Aux États-Unis, la mise en œuvre de l’« Obamacare » est l’occasion de recentrer le système de santé sur les soins primaires et l’ambulatoire, afin de répondre au « défi » des maladies chroniques. Dès janvier 2014, un court article dans le New England Journal of Medicine rappelait neuf caractéristiques de l’évolution à conduire aux États-Unis : une organisation particulière pour les malades chroniques complexes ; un accès aux soins élargi 24 h/24 et 7 j/7 ;  une coordination de l’ensemble des acteurs, en particulier avec les soins spécialisés et les urgences ; des processus de décision concertée ou partagée ;  la mise en œuvre d’une communauté d’exercice (les items 3, 4  et 5 découlant du teamwork fondateur) ; un retour d’expériences systématique, incluant l’avis des patients ; une amélioration de la qualité nourrie par un suivi d’indicateurs ; des rémunérations adaptées et  synergiques ; l’utilisation significative des systèmes d’information (dont on voit bien qu’ils sont  essentiels aux huit points ci-dessus).
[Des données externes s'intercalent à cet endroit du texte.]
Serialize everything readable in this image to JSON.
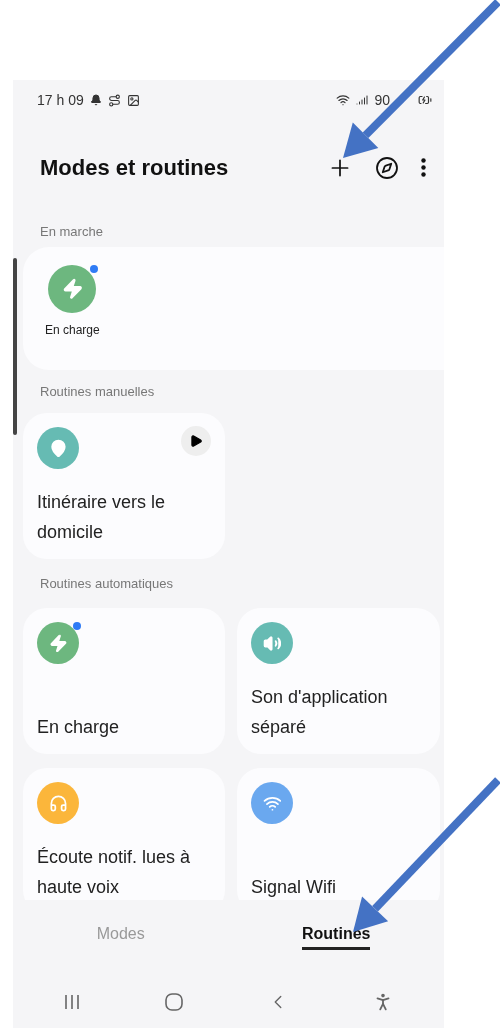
{
  "status_bar": {
    "time": "17 h 09",
    "battery": "90"
  },
  "header": {
    "title": "Modes et routines"
  },
  "sections": [
    {
      "title": "En marche",
      "kind": "wide",
      "items": [
        {
          "label": "En charge",
          "kind": "bolt",
          "color": "#6db77f",
          "badge": true
        }
      ]
    },
    {
      "title": "Routines manuelles",
      "kind": "grid",
      "items": [
        {
          "label": "Itinéraire vers le domicile",
          "kind": "pin",
          "color": "#66bbb3",
          "badge": false,
          "play_button": true
        }
      ]
    },
    {
      "title": "Routines automatiques",
      "kind": "grid",
      "items": [
        {
          "label": "En charge",
          "kind": "bolt",
          "color": "#6db77f",
          "badge": true,
          "play_button": false
        },
        {
          "label": "Son d'application séparé",
          "kind": "volume",
          "color": "#66bbb3",
          "badge": false,
          "play_button": false
        },
        {
          "label": "Écoute notif. lues à haute voix",
          "kind": "headphones",
          "color": "#fbb63b",
          "badge": false,
          "play_button": false
        },
        {
          "label": "Signal Wifi",
          "kind": "wifi",
          "color": "#6aa8ef",
          "badge": false,
          "play_button": false
        }
      ]
    }
  ],
  "tabs": [
    {
      "label": "Modes",
      "selected": false
    },
    {
      "label": "Routines",
      "selected": true
    }
  ]
}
Le Dr Richard Baron est l’un des promoteurs les plus convaincants des évolutions en cours du système de soins : primauté de l’exercice en équipe et des soins primaires, nécessité d’en reformer les modes de rémunération, et importance d’utiliser les possibilités de l’informatique. Interniste et gériatre, il exerce au sein d’un groupe pluriprofessionnel à Philadelphie et a pris des responsabilités à l’échelon fédéral à la tête d’une American Board of Internal Medicine qui réoriente son action. 

Proximité et nouveaux rôles 

De notre côté de l’Atlantique, on peut se remémorer les orientations présentées dans le cadre du plan « Ma santé 2022 » et qui ambitionnait une réorganisation profonde du système de santé : l’importance nouvelle accordée aux soins de proximité et à la prévention ; tout cela impliquant une solide organisation du secteur ambulatoire, sanitaire et social ; une continuité et une gradation des soins ; un appel à la responsabilisation et à la participation croissantes des patients. Ces orientations devant être facilitées par des réformes profondes des formations initiales et des conditions d’exercice, et par l’apport – maîtrisé – des nouvelles technologies.
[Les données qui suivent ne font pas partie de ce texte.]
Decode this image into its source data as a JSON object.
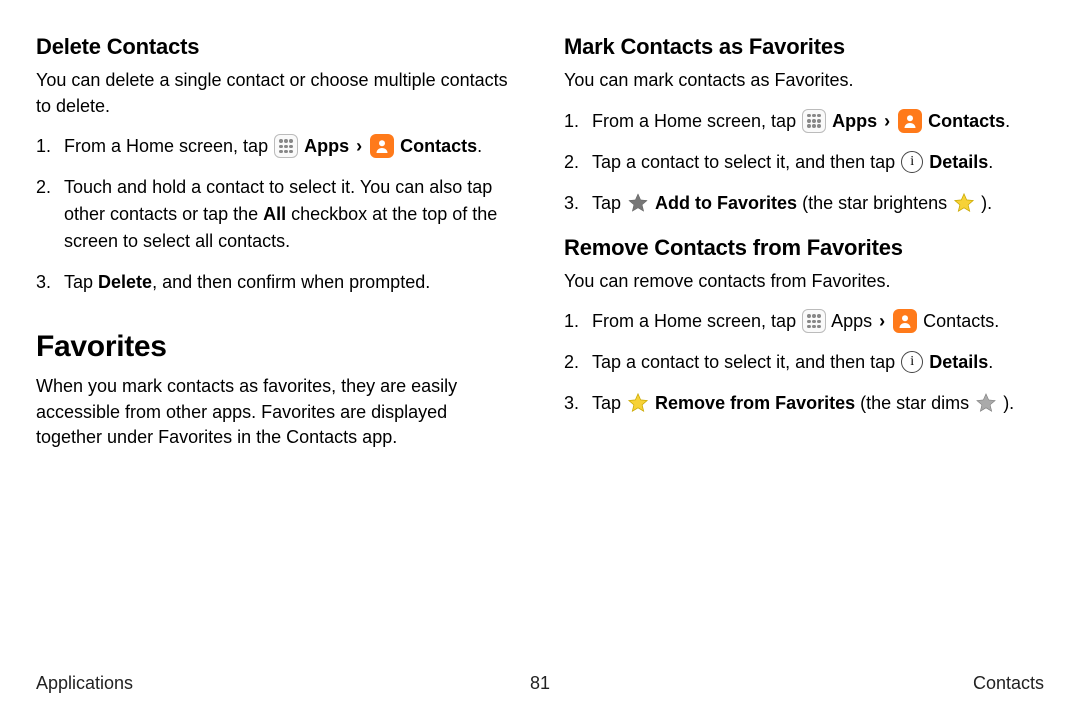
{
  "left": {
    "h_delete": "Delete Contacts",
    "p_delete": "You can delete a single contact or choose multiple contacts to delete.",
    "s1_a": "From a Home screen, tap ",
    "apps_lbl": "Apps",
    "contacts_lbl": "Contacts",
    "s2_a": "Touch and hold a contact to select it. You can also tap other contacts or tap the ",
    "s2_b": "All",
    "s2_c": " checkbox at the top of the screen to select all contacts.",
    "s3_a": "Tap ",
    "s3_b": "Delete",
    "s3_c": ", and then confirm when prompted.",
    "h_fav": "Favorites",
    "p_fav": "When you mark contacts as favorites, they are easily accessible from other apps. Favorites are displayed together under Favorites in the Contacts app."
  },
  "right": {
    "h_mark": "Mark Contacts as Favorites",
    "p_mark": "You can mark contacts as Favorites.",
    "s1_a": "From a Home screen, tap ",
    "apps_lbl": "Apps",
    "contacts_lbl": "Contacts",
    "s2_a": "Tap a contact to select it, and then tap ",
    "details_lbl": "Details",
    "s3_a": "Tap ",
    "s3_b": "Add to Favorites",
    "s3_c": " (the star brightens ",
    "s3_d": ").",
    "h_rem": "Remove Contacts from Favorites",
    "p_rem": "You can remove contacts from Favorites.",
    "r1_a": "From a Home screen, tap ",
    "apps_lbl2": "Apps",
    "contacts_lbl2": "Contacts",
    "r2_a": "Tap a contact to select it, and then tap ",
    "r3_a": "Tap ",
    "r3_b": "Remove from Favorites",
    "r3_c": " (the star dims ",
    "r3_d": ")."
  },
  "footer": {
    "left": "Applications",
    "center": "81",
    "right": "Contacts"
  },
  "glyphs": {
    "chev": "›",
    "period": "."
  }
}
Pour ces professionnels, et singulièrement les médecins, l’évolution principale est l’avènement d’un mode d’exercice « regroupé/coordonné » sinon en équipe constituée. Ce qui représente une révolution copernicienne pour une large part des professionnels de l’ambulatoire attachés aux valeurs ancestrales d’autonomie et d’indépendance. C’est cette révolution que le président Macron a (audacieusement) encouragée le 18 septembre 2018 lors de la présentation du plan en indiquant vouloir que « l’exercice isolé devienne progressivement marginal, devienne l’aberration et puisse disparaître à l’horizon de 2022 ».

Cet exercice regroupé/coordonné appelle une redistribution* des rôles et des activités au sein des équipes pluriprofessionnelles. Pour les soins de proximité bien sûr, où les infirmières, les pharmaciens et les travailleurs sociaux sont appelés à travailler différemment ; et incluant l’apport de nouveaux intervenants comme les coordonnatrices et les assistants médicaux. Mais aussi pour les médecins spécialisés autour d’un plateau technique, comme les ophtalmos l’ont bien montré en travaillant avec les orthoptistes. L’essentiel étant que tous ces professionnels privilégient l’équipe aux approches monoprofessionnelles sinon corporatistes et ne perdent pas de vue la primauté du patient. Reste que l’identité des orientations entre les États-Unis et la France est manifeste, nonobstant les spécificités économiques, sociales ou culturelles…  

* Redistributions d’autant plus aisées et pertinentes que l’exercice regroupé sécurise, par rapport à l’exercice isolé, les « délégations, transferts et autres partages de tâches » qui piétinent depuis une vingtaine d’années dans notre pays.